Neuropsychology is a branch of applied psychology that specializes in the assessment of brain/behaviour relationships and with the diagnosis and rehabilitation of functional problems arising from brain injury, developmental delays or other disruptions of the brain. The neuropsychological assessment provides a detailed evaluation of the client's sensory, motor and cognitive functions through tests that have been scientifically demonstrated to be sensitive to the effects of brain damage or dysfunction, using an extensive battery of tests typically including measures of sensory skills (hearing, vision and sense of touch), motor functions (strength, speed and coordination), attention/concentration abilities, memory functioning (verbal and visual-spatial), speech and language abilities, abstract thinking, intelligence and emotional/behavioural adjustment.
In neuropsychological assessment it is important to use a wide array of evaluation procedures and consider information from multiple sources to obtain a comprehensive view of the individual's neurological and psychological functioning, their response to the problem(s) and to formulate appropriate interventions and recommendations. This need to integrate a large volume of information and test data and to use it to formulate professional opinions regarding the status and functioning of the brain requires advanced training beyond the standard course work for general psychology or counselling programmes, and at a minimum the neuropsychologist will have completed additional advanced studies in neuroanatomy and neuropathology, clinical psychopathology and specialized neuropsychological testing procedures.
A major objective of neuropsychological assessment is to provide a detailed description of the wide range of the psychological abilities that are most essential for adaptive functioning in real life situations (such as school, work and social settings).
Such adaptive abilities are often seriously disrupted by physical damage to the brain, but they may also be significantly impaired even in less severe forms of neurological dysfunction without physical evidence of structural brain damage. This type of assessment is often of great assistance in the diagnosis and treatment planning for many conditions such as Attention Deficit Hyperactivity Disorder, Learning Disabilities or Developmental Disorders (including generalized cognitive delays as well as pervasive developmental disorders such as Autism and Asperger's Syndrome), in addition to conditions with known brain injury or maldevelopment from trauma or prenatal exposure to drugs and/or alcohol.

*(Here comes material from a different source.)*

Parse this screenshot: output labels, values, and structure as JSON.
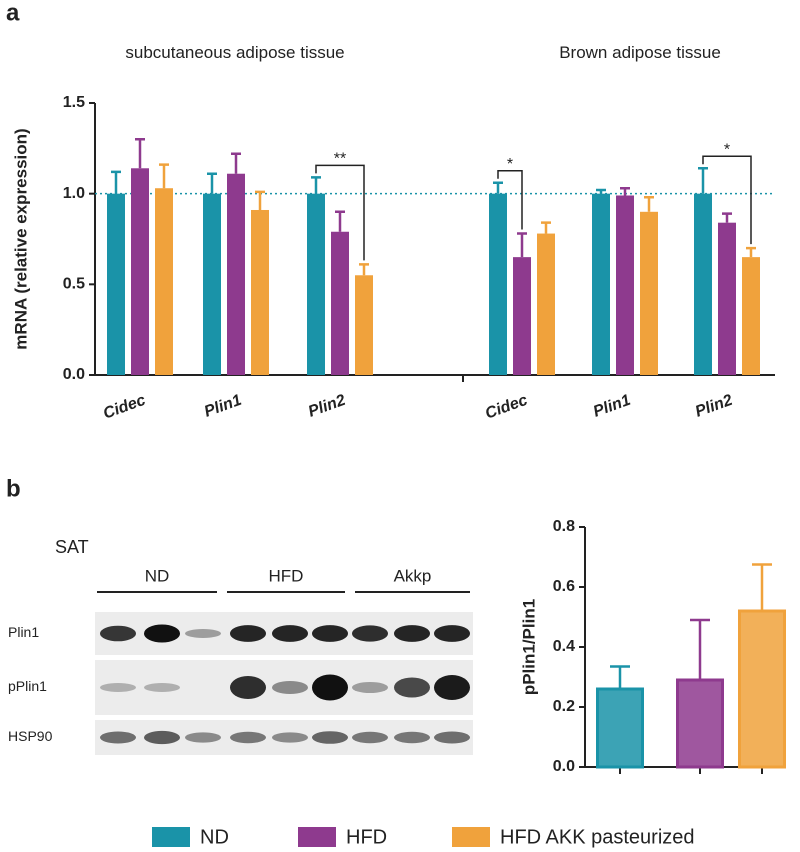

Neuropsychological assessment provides the most accurate and valid means of determining the extent of cognitive impairment resulting from such brain damage or dysfunction and to measure changes in such functioning when it is suspected that there may be either recovery or deterioration over time. Neuropsychological assessment has also become an important component in the evaluation of disability status in many personal injury and disability insurance claims, particularly when the nature of the injury or illness may give rise to significant handicaps in motor, sensory or cognitive processes, or when a detailed evaluation of the individual's current functioning is critical to determine residual employability for rehabilitation or retraining purposes. Neuropsychological assessment is also often a critical component of the evaluation process for legal competence issues such fitness to stand trial, criminal responsibility and capacity for consenting to treatment, signing legal documents or writing/modifying a last will and testament.